Bulgarian Dreams
- Company type: Private (Limited liability)
- Founded: 2003
- Defunct: 2008
- Fate: Ceased trading
- Headquarters: Suite 458, 2 Lansdowne Row, London, W1J 6HL, UK
- Key people: Robert Jenkin Mariya Georgieva David Smith
- Website: www.bulgariandreams.com ^{[dead link]}

= Bulgarian Dreams =

Bulgarian Dreams was a UK-registered property sales agent, specialising in the sale of off plan properties in Bulgaria to buyers mainly from the UK and Ireland. The company announced in December 2008 that it had ceased trading.

Bulgarian Dreams operated from several offices with headquarters at 120 Moorgate, London, UK, EC2M 6SS - now closed

== History ==

=== Early success ===
Bulgarian Dreams sold off plan properties in Bulgaria, marketing the country as an up-and-coming destination with a rapidly developing economy and growing tourist trade. The company was well regarded and won International Residential Property Awards for Real Estate Agency in three consecutive years 2004-2006 including Best Real Estate Agency, Best Property in Bulgaria, Best Property Website and Best Development in Bulgaria from 2004 through to 2006.
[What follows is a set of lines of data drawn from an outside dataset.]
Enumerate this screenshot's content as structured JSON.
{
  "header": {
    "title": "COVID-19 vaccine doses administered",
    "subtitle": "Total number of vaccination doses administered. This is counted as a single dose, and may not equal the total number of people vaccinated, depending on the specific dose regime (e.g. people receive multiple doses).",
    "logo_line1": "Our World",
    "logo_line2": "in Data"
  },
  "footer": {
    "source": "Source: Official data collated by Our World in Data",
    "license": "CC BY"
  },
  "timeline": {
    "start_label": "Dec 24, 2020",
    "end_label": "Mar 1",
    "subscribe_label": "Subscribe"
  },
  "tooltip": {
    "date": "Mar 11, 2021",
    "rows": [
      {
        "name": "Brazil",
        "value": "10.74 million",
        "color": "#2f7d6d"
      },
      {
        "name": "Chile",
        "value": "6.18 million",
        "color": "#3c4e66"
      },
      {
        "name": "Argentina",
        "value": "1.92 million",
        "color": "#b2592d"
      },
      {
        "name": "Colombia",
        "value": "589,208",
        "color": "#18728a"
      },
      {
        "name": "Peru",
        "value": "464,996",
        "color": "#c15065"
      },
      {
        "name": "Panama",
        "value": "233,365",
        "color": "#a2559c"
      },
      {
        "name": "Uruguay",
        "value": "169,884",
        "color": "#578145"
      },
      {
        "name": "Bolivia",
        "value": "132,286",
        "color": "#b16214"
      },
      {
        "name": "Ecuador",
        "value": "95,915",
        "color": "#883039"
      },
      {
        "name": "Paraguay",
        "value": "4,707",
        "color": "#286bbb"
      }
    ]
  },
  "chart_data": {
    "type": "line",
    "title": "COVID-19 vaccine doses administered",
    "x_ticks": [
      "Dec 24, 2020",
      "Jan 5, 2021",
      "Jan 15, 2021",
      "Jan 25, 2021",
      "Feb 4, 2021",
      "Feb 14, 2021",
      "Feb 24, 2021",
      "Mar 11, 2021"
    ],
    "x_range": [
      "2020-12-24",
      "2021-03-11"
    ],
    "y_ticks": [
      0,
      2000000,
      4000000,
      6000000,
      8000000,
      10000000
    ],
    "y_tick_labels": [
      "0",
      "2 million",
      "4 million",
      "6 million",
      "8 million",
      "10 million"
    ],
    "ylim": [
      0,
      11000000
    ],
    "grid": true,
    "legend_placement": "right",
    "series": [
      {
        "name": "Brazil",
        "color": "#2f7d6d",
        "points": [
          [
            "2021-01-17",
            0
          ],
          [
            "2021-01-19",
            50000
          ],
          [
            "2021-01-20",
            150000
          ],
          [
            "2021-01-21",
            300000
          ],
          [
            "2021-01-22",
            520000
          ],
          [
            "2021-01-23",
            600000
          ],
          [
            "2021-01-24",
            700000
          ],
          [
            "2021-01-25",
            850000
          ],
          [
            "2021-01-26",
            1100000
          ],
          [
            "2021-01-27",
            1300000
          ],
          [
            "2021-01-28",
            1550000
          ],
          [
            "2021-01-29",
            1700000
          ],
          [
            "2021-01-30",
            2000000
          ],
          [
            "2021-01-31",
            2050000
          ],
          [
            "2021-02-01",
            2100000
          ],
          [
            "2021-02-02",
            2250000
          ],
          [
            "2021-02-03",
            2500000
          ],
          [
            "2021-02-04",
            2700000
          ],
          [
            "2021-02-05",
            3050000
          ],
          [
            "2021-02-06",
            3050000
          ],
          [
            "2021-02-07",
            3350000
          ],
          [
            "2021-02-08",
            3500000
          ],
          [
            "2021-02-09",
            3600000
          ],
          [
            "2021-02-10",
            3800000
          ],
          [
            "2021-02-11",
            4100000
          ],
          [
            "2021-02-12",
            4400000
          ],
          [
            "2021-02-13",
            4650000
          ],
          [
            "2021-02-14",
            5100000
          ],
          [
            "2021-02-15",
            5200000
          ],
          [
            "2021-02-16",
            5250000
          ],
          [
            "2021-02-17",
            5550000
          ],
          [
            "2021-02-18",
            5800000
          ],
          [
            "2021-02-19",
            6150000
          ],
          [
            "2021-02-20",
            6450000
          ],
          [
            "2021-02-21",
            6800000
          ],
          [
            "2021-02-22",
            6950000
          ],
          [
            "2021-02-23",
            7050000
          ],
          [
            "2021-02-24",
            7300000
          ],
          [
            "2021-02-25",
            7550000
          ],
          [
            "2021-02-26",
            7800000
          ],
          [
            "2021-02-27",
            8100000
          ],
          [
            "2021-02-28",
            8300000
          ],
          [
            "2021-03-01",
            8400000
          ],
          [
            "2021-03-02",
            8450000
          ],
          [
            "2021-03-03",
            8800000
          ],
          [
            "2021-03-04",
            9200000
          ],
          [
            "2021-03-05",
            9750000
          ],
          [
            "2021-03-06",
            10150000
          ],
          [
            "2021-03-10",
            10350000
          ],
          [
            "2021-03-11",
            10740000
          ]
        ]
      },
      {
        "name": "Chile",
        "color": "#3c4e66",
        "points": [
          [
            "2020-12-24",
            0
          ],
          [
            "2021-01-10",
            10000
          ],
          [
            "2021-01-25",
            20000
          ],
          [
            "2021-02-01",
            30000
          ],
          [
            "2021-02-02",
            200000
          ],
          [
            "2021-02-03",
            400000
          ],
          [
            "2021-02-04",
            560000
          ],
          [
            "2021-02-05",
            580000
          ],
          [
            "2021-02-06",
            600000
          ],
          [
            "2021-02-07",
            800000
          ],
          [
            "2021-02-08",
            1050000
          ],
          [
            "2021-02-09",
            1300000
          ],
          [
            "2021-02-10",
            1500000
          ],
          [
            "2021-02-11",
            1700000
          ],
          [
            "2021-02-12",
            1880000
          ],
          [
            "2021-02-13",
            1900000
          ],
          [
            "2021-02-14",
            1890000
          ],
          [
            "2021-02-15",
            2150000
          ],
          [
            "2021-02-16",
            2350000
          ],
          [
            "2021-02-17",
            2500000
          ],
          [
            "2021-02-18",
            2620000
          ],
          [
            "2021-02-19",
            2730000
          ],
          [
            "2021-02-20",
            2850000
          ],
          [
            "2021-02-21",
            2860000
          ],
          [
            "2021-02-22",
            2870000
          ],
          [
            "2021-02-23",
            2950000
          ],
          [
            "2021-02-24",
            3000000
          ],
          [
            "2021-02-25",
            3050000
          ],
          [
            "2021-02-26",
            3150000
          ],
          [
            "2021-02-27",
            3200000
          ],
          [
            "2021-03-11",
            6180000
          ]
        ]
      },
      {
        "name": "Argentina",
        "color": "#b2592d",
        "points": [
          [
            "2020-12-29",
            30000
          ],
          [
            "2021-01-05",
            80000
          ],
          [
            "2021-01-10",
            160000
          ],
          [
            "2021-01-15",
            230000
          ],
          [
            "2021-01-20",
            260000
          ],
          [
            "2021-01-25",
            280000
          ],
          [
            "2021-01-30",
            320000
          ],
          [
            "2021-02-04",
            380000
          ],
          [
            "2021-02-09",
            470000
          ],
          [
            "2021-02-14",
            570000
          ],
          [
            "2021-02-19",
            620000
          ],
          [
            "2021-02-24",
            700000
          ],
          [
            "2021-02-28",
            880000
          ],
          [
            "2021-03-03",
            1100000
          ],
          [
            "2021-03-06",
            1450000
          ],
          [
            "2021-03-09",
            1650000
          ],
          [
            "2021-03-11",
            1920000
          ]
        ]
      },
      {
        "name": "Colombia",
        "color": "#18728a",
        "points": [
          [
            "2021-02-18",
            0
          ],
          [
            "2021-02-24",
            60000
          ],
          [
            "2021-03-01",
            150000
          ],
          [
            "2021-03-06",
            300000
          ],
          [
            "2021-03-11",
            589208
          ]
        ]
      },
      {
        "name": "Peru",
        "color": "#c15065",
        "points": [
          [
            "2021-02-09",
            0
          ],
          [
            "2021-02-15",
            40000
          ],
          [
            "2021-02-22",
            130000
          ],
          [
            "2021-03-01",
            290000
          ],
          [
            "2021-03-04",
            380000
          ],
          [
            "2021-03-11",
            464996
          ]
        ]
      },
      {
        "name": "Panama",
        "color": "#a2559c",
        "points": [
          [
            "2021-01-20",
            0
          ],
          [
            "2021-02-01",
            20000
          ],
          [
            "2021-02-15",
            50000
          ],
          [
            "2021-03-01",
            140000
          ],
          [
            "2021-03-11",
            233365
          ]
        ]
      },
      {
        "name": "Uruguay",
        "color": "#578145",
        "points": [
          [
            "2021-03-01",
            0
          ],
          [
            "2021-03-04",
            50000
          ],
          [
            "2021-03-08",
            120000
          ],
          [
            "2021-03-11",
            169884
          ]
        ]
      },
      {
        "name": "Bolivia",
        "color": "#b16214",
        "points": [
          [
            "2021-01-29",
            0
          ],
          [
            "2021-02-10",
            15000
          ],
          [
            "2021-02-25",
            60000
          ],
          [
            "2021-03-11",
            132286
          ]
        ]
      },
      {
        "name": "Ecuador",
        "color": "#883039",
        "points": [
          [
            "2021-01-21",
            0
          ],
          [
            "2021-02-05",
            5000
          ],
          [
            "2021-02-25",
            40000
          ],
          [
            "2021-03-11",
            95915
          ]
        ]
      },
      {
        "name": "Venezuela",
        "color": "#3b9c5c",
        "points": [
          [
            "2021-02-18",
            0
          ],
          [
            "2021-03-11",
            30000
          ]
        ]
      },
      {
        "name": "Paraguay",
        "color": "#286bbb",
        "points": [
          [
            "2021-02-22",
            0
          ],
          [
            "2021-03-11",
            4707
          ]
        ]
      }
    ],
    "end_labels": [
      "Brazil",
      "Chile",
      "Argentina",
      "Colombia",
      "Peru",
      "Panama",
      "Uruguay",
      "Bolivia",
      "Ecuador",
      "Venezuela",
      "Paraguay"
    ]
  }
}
The company received widespread news coverage.

=== Ceasing Trading ===

The London office closed around the end of 2008 but the Sofia office remains open and in contact with clients. The Bulgarian Dreams website was replaced in early 2009 with a statement from the company stating that they had decided to cease trading due to prevailing economic conditions. Customers were instructed to liaise directly with the developers of their properties.

== Customer complaints and adverse publicity ==
Bulgarian Dreams has received negative media coverage, with customer dissatisfaction gaining pace through 2008 and into 2009. Buyers have complained that the properties they have paid for (either in part or in full) were left incomplete, or delayed due to financial problems and/or planning permission issues.

The BBC’s consumer affairs programme Watchdog featured a story on Bulgarian Dreams which aired on 9 February 2009 in the UK. This highlighted the problems experienced by one buyer who purchased an apartment at the Windows To Paradise development on the Black Sea coast being built by the development company Interlink. It was noted that Robert Jenkin had been a director of the company until November 2006.

Watchdog broadcast an update to the story the following week, on 16 February 2009. This featured more dissatisfied customers.

Bulgarian Dreams declined to be interviewed on air but issued the following statement:

"The decision to close the London sales and marketing office of Berkeley Square Trading Limited t/a Bulgarian Dreams doesn't mean that the company isn't committed to providing ongoing customer support services to clients who've purchased developments in Bulgaria where it's able to do so. Clients are aware of the telephone number and email address where ongoing queries can be addressed. Bulgarian Dreams will answer such queries if they're addressed to the Company directly, but it's not prepared to discuss individuals' issues on air."

Robert Jenkin was interviewed with Chris Dale in Sofia by Watchdog with whom he had been liaising. The interview largely focused on the Windows To Paradise development. This meeting was featured in a Watchdog programme which aired on 18 May 2009 in the UK.

At the meeting Robert Jenkin explained that Windows To Paradise had run into difficulties due to a cash-flow problem at the development company, that building costs had been higher than expected and that the global slowdown had hit sales. Additionally a number of purchasers hadn't paid their final payments and that these funds could be used to fund completion of the properties. He said that following these problems he and his customers were now moving forward. "Myself and the owners, we're talking about the majority of owners in many developments now, we've put that behind us, we've drawn a line in the sand." When asked about his connections with the development company Interlink, Robert Jenkin stated that he'd once been a manager (until 2006) and that his wife was still a manager, but he explained that these appointments were non-executive and made to allow Bulgarian Dreams to have access to increased information flow on behalf of purchasers.

It was reported in the interview that a new structure was being proposed to move the development to completion but that if this failed it was likely that the properties would be auctioned off in relation to an outstanding loan due by the development company.

== Related companies ==
Bulgarian Dreams also operated a sister company called Go Visit Bulgaria (rentals).